In the first presentation, Sarah McIntyre (Linköping University, Sweden) used data from functional MRI scans to show that social touch messages, such as gestures used to communicate feelings of love, happiness or gratitude, are represented in the primary somatosensory cortex, the area of the parietal lobe specialized for sensory processing .
These core gestures were found to be an intuitive and universal language, with people in close relationships being able to identify distinct emotional messages from touch alone without needing to see the partners face. Even among strangers, the meaning of one of a standardized set of gestures was easily understood without any other form of communication.
Next, Simone Shamay-Tsoory (University of Haifa, Israel) suggested a potential neural basis for empathy, demonstrating their results that show holding hands with your romantic partner can reduce the perception of pain during a painful experience. A dual EEG study found that holding hands increased the coordination of brainwave frequency between the partners, predominantly involving the central brain regions of the individual feeling the pain and the right hemisphere of the brain of the empathizer .
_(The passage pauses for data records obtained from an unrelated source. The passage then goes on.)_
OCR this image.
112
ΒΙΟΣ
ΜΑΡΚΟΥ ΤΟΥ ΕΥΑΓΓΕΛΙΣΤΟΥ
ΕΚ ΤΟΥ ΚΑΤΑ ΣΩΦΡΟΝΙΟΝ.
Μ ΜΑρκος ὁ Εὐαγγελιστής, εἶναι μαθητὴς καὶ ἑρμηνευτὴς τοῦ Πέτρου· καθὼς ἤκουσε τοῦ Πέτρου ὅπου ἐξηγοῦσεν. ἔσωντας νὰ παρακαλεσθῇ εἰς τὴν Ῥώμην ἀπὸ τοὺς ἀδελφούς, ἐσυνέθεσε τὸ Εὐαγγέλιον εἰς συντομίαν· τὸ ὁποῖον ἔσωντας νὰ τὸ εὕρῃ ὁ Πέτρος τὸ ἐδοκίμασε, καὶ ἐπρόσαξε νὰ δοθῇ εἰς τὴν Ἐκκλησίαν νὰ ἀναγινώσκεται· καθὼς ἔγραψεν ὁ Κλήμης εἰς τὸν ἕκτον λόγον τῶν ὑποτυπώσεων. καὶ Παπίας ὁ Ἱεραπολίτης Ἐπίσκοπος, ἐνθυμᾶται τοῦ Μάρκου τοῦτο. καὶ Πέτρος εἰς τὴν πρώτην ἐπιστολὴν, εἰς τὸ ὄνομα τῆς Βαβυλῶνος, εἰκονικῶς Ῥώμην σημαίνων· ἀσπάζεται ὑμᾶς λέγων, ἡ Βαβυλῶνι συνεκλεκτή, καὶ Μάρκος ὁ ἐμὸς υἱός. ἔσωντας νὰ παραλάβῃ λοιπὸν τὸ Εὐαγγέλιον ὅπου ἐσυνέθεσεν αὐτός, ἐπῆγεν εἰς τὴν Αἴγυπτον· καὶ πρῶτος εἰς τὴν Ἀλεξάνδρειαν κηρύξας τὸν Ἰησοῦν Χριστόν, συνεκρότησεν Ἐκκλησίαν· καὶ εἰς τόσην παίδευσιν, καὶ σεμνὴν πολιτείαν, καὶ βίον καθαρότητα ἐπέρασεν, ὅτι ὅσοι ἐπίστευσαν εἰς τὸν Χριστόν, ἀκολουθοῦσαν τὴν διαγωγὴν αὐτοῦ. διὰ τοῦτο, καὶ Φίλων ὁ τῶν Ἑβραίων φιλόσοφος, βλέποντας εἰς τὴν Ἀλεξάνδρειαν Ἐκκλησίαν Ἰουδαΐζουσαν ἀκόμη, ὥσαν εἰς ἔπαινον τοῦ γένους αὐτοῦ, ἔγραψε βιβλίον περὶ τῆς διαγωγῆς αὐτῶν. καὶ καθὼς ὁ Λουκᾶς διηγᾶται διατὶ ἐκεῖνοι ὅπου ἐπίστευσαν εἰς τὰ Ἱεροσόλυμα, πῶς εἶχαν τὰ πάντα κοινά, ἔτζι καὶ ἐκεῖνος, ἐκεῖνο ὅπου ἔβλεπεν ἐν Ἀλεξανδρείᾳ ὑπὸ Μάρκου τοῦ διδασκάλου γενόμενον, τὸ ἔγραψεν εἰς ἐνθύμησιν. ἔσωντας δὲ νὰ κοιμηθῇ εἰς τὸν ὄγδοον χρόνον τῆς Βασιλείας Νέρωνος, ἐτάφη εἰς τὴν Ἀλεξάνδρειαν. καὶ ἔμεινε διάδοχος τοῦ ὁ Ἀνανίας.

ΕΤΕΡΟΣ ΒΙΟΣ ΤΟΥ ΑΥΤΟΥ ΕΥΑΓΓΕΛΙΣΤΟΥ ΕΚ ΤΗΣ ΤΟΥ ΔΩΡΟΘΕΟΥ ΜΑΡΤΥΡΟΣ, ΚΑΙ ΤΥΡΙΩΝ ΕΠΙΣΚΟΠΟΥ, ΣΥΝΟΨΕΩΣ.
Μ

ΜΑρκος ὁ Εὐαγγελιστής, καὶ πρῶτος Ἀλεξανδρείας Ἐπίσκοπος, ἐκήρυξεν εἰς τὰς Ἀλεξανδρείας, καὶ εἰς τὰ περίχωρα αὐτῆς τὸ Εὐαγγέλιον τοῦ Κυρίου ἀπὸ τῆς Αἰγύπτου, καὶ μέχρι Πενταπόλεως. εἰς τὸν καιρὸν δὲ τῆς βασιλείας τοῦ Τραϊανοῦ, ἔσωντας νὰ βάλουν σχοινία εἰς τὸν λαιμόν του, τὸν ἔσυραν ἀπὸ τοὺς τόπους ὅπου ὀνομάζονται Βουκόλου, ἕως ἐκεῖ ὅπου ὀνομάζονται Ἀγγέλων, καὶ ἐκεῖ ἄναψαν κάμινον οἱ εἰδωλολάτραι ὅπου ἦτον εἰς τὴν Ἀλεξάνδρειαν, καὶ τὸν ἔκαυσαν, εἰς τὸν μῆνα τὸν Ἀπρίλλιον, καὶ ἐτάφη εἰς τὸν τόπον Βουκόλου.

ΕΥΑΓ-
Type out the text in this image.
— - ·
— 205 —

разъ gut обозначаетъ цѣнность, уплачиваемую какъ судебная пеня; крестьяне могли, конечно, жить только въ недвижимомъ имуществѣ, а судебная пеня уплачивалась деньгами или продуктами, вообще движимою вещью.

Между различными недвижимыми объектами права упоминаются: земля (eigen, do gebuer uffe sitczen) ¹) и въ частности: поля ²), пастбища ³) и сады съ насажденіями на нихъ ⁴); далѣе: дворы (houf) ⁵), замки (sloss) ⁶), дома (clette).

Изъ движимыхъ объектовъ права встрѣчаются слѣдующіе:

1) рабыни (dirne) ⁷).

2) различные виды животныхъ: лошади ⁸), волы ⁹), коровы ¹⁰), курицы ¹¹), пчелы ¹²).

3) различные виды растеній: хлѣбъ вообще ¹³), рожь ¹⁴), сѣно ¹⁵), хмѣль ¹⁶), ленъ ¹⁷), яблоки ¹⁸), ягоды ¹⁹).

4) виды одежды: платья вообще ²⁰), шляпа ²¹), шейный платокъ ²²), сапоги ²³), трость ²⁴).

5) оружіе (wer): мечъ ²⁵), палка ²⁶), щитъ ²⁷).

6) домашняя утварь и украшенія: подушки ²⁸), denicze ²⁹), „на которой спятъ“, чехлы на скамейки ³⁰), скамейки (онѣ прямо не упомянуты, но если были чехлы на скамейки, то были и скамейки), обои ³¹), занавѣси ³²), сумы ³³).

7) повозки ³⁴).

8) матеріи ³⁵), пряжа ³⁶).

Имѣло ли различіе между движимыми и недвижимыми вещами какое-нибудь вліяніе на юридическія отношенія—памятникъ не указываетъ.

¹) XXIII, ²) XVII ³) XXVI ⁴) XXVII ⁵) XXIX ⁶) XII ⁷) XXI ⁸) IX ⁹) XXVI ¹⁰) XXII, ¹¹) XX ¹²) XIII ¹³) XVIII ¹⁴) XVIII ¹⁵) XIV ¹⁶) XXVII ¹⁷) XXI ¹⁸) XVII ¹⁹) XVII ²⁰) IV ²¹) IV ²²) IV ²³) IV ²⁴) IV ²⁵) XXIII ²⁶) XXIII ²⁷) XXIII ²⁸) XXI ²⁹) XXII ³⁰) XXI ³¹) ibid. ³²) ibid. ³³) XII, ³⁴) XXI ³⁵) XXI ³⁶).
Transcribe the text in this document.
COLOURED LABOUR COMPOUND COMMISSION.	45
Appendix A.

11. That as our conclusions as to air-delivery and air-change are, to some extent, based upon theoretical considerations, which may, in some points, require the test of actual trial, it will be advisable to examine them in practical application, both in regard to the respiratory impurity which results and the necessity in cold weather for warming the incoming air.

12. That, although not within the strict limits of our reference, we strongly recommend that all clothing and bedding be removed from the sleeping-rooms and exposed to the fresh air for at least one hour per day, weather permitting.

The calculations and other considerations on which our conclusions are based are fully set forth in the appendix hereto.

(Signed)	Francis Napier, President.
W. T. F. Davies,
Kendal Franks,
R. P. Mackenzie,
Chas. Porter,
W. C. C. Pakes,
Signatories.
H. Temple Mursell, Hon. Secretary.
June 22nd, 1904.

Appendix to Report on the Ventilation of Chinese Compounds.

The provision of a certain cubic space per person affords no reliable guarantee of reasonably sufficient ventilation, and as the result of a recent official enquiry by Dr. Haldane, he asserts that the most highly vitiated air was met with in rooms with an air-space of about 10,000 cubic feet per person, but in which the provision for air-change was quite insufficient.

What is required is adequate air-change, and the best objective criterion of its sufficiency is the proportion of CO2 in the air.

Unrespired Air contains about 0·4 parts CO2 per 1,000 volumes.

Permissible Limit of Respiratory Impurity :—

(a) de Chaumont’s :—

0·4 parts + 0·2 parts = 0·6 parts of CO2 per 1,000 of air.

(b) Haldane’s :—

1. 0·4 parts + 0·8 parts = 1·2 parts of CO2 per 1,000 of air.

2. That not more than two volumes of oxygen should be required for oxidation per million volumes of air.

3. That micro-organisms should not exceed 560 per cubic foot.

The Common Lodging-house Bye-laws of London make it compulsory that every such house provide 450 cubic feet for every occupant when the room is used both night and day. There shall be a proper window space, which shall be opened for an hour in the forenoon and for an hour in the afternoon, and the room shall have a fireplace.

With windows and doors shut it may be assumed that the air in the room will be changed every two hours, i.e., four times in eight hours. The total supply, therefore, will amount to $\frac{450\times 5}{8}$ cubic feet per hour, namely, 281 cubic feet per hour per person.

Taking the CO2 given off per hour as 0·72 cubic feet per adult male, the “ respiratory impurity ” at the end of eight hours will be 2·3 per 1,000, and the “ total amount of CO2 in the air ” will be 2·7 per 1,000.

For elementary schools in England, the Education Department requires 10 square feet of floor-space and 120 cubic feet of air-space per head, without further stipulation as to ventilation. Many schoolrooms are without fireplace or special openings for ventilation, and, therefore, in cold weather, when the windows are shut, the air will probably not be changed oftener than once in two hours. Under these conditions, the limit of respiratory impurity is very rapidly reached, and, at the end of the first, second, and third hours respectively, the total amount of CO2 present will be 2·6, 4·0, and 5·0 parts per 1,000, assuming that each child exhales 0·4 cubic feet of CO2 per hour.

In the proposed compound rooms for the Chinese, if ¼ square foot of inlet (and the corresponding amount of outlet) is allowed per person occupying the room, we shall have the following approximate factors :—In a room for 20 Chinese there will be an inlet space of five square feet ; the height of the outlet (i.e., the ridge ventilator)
These results were reinforced by serial dual-fMRI scans, also showing that activity was shared between two people who were holding hands. Shamay-Tsoory suggested that the combination of brain-to-brain coupling and reduced pain perception may mean that the coordination experienced may contribute to touch-related pain relief.
“The neuroscience advances presented today expand our understanding of how our brains process social information, enabling us to live in our complex society.”
“Team flow,” the synchronicity felt when a team is working well together towards a common goal, was found to be a unique brain state, according to research presented by Mohammed Shehata from the California Institute of Technology (CA, USA). Occurring when a group of people, such as a sports team or music ensemble, reach a flow while working together, “team flow” was found to be supported by a synchronization of teammates’ neurons where the neurons in one member’s brain begin to fire in sync with neurons in other regions of fellow member’s brains .
Researchers from the University of Cambridge (UK) then presented their work, discovering a previously unknown type of neuron, found in the amygdala of monkeys that could simulate a social partner’s decision processes. Named “simulation neurons”, these newly discovered cells allow the primates to reconstruct their partner’s state of mind and therefore predict the intentions, choices and decisions of the other person. The research, presented by Fabian Grabenhorst, could provide an important start point for building upon the understanding of social cognition and theory of mind, as well as providing an explanation of aberrant neurons as the potential cause for cases of social dysfunction.
Finally, Ziv Williams (Harvard University, MA, USA) presented new research supporting the theory of mind, suggesting that neurons in the prefrontal cortex can respond selectively to other’s beliefs, distinguishing them from one’s own. This ability may underly processes such as empathy and the neurons in question could be potential targets for the treatment of disorders featuring social behavior deficits.
Commenting on what was discussed at the session, Michael Platt (University of Pennsylvania, PA, USA) remarked, “the neuroscience advances presented today expand our understanding of how our brains process social information, enabling us to live in our complex society. These advances provide potential new avenues for researching empathy, theory of mind and even conditions such as autism spectrum disorder.”